For one example, in the mid 1500s Spaniards came to America mixing their DNA with Mexican and North and South American Indians as they began to populate New Mexico, Arizona and California with rich mixtures of brown and red blood cells many of which I am a proud vessel.  DT trying to purge 370+ million of our great, well marinated population from 500 years of red, brown, black and yellow genes by building walls and separating babies from their parents simply represents futile skirmishes in a war long ago lost.

Tom Lopez/Longmont

Danish wrong on climate

Paul Danish (Re: “Macron and les deplorables,” Danish Plan, Dec. 6, 2018) cited strong opposition to recent gas taxes in France to suggest that any form of domestic carbon tax is similarly politically infeasible. But recent developments here in the US suggest otherwise. The bipartisan Energy Innovation and Carbon Dividend Act was recently introduced in the House, followed by a companion bill in the Senate. These proposals provide an excellent template for a what an effective carbon tax could look like. A fee is imposed on fossil fuels at their point of entry into the economy, rather than specifically on gasoline, for which demand is known to be unresponsive to price changes. The proposal is revenue-neutral; all money raised is returned each month to the American people.
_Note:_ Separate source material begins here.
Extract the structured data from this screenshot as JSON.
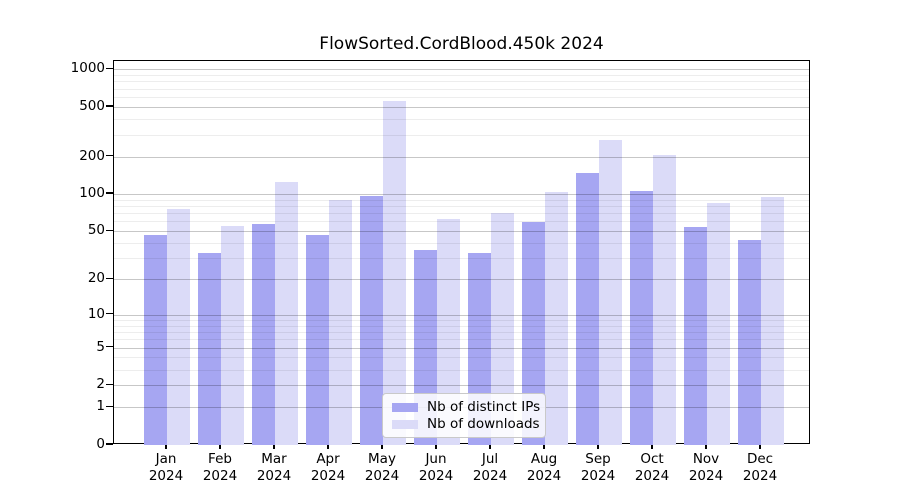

Danish also implies that efforts to reduce emissions are futile, but here too his pessimism is unwarranted. The science is unambiguous: the actions we take now can make the difference between 1.5 and 2 degrees of warming above pre-industrial levels. While Danish is correct that global warming is not yet “settled politics,” scientists, economists and citizens across the political spectrum are increasingly converging on a carbon tax as the best way to incentivize the transition to renewable energy sources.